Opinion Outre-Mer
17H37 - jeudi 24 juillet 2025

Martinique : psychiatrie au bord de la rupture, blocage annoncé

 
Martinique : psychiatrie au bord de la rupture, blocage annoncé

Ce jeudi 24 juillet à l’aube, la circulation devrait fortement ralentir au rond-point de Mangot-Vulcin, devant la Cité Hospitalière de Fort-de-France. Une opération molokoi – version locale de l’escargot – est prévue dès 6h30. À l’origine de cette mobilisation : une colère profonde, nourrie par des mois d’alerte restés sans réponse. Trois syndicats majeurs – CDMT, CGTM et UGTM – tirent une nouvelle fois la sonnette d’alarme sur l’état critique de la psychiatrie en Martinique. Et cette fois, ils comptent bien faire entendre ce que, jusque-là, personne ne semble vouloir écouter.

Le Centre Hospitalier Maurice Despinoy (CHMD), établissement pivot de la santé mentale sur l’île, est décrit par les syndicats comme en perdition. Le nombre de psychiatres y est jugé dramatiquement insuffisant. Le mot est à peine exagéré : il n’y en a presque plus. Résultat, des services entiers tournent au ralenti, certains CMP (centres médico-psychologiques) suspendent les soins, et les urgences psychiatriques se transforment en zones de tension permanente. L’attente explose, les prises en charge s’effondrent, les personnels craquent. Et dans les couloirs, la détresse des patients devient la norme.

« Pani doktè ba la psikatri… Kanno a ka pwan dlo », lâchent les syndicats dans un communiqué en créole qui en dit long : il n’y a plus de médecins pour la psychiatrie, et la barque prend l’eau. Au-delà de la formule, le constat est glaçant : les équipes sont dépassées, les agressions se multiplient, les forces de l’ordre sont appelées de plus en plus souvent. La situation ne tient plus que par la volonté – et l’épuisement – des soignants restants.
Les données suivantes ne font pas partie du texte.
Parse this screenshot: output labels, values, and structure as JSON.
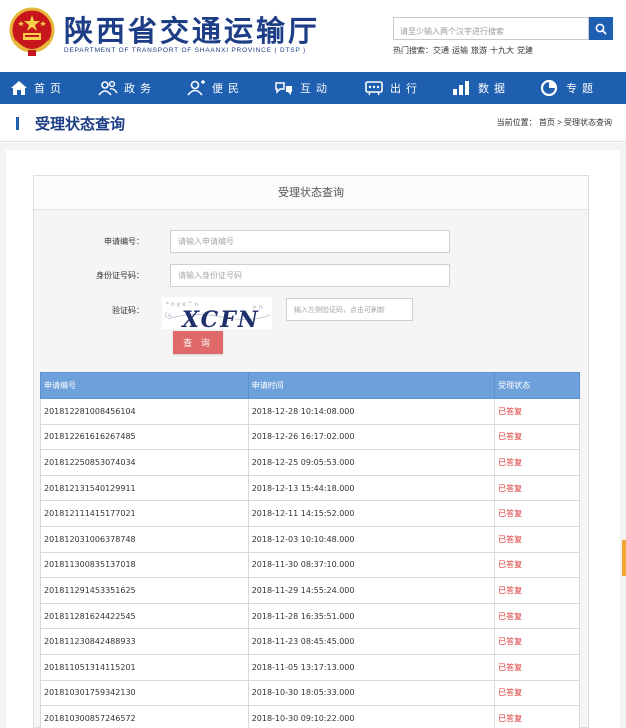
{
  "header": {
    "site_title": "陕西省交通运输厅",
    "site_subtitle": "DEPARTMENT OF TRANSPORT OF SHAANXI PROVINCE ( DTSP )",
    "search_placeholder": "请至少输入两个汉字进行搜索",
    "hot_label": "热门搜索：",
    "hot_terms": [
      "交通",
      "运输",
      "旅游",
      "十九大",
      "党建"
    ]
  },
  "nav": {
    "items": [
      {
        "label": "首页",
        "icon": "home-icon"
      },
      {
        "label": "政务",
        "icon": "people-icon"
      },
      {
        "label": "便民",
        "icon": "service-icon"
      },
      {
        "label": "互动",
        "icon": "interact-icon"
      },
      {
        "label": "出行",
        "icon": "travel-icon"
      },
      {
        "label": "数据",
        "icon": "data-icon"
      },
      {
        "label": "专题",
        "icon": "topic-icon"
      }
    ]
  },
  "title_bar": {
    "page_title": "受理状态查询",
    "breadcrumb_label": "当前位置：",
    "breadcrumb_home": "首页",
    "breadcrumb_sep": ">",
    "breadcrumb_current": "受理状态查询"
  },
  "form": {
    "panel_title": "受理状态查询",
    "app_no_label": "申请编号：",
    "app_no_placeholder": "请输入申请编号",
    "id_label": "身份证号码：",
    "id_placeholder": "请输入身份证号码",
    "captcha_label": "验证码：",
    "captcha_text": "XCFN",
    "captcha_placeholder": "输入左侧验证码，点击可刷新",
    "submit_label": "查 询"
  },
  "table": {
    "headers": [
      "申请编号",
      "申请时间",
      "受理状态"
    ],
    "rows": [
      [
        "201812281008456104",
        "2018-12-28 10:14:08.000",
        "已答复"
      ],
      [
        "201812261616267485",
        "2018-12-26 16:17:02.000",
        "已答复"
      ],
      [
        "201812250853074034",
        "2018-12-25 09:05:53.000",
        "已答复"
      ],
      [
        "201812131540129911",
        "2018-12-13 15:44:18.000",
        "已答复"
      ],
      [
        "201812111415177021",
        "2018-12-11 14:15:52.000",
        "已答复"
      ],
      [
        "201812031006378748",
        "2018-12-03 10:10:48.000",
        "已答复"
      ],
      [
        "201811300835137018",
        "2018-11-30 08:37:10.000",
        "已答复"
      ],
      [
        "201811291453351625",
        "2018-11-29 14:55:24.000",
        "已答复"
      ],
      [
        "201811281624422545",
        "2018-11-28 16:35:51.000",
        "已答复"
      ],
      [
        "201811230842488933",
        "2018-11-23 08:45:45.000",
        "已答复"
      ],
      [
        "201811051314115201",
        "2018-11-05 13:17:13.000",
        "已答复"
      ],
      [
        "201810301759342130",
        "2018-10-30 18:05:33.000",
        "已答复"
      ],
      [
        "201810300857246572",
        "2018-10-30 09:10:22.000",
        "已答复"
      ]
    ]
  },
  "colors": {
    "brand_blue": "#1e5fb0",
    "title_blue": "#1d3e86",
    "table_header": "#6ea1dc",
    "status_red": "#d83434",
    "button_red": "#e06a6a"
  }
}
Pour les représentants syndicaux, une responsabilité centrale se dégage : celle de l’Agence Régionale de Santé. À plusieurs reprises, des demandes de rencontre ont été adressées à son directeur général. Toutes seraient restées lettre morte. Ce silence administratif est vécu comme une insulte par ceux qui, chaque jour, tentent de maintenir un semblant de prise en charge dans un système à genoux. L’ARS est désormais désignée comme complice passive de la dégradation générale. L’indifférence perçue ajoute une couche de tension à une crise qui n’a rien d’invisible.

Mais cette fois, il ne s’agit pas seulement d’un cri des syndicats. C’est un appel plus large, lancé à la population et aux élus de l’île. Les organisateurs de la mobilisation insistent : la santé mentale n’est pas une question secondaire, elle concerne tout le monde. Familles, collègues, voisins : personne n’est à l’abri du vide dans lequel glisse actuellement le service public psychiatrique. Le 24 juillet, ils veulent voir du monde sur la route, mais surtout dans les rangs.

Alors que les chiffres de la violence, des troubles anxieux et des situations d’urgence psychiatrique ne cessent d’augmenter, l’absence de réponse politique prend des allures de renoncement. L’opération molokoi prévue ne se limite pas à un simple ralentissement de la circulation. C’est une tentative de freiner le naufrage. Une manière d’exiger, enfin, que la santé mentale ne soit plus reléguée aux marges du système, ni de l’action publique.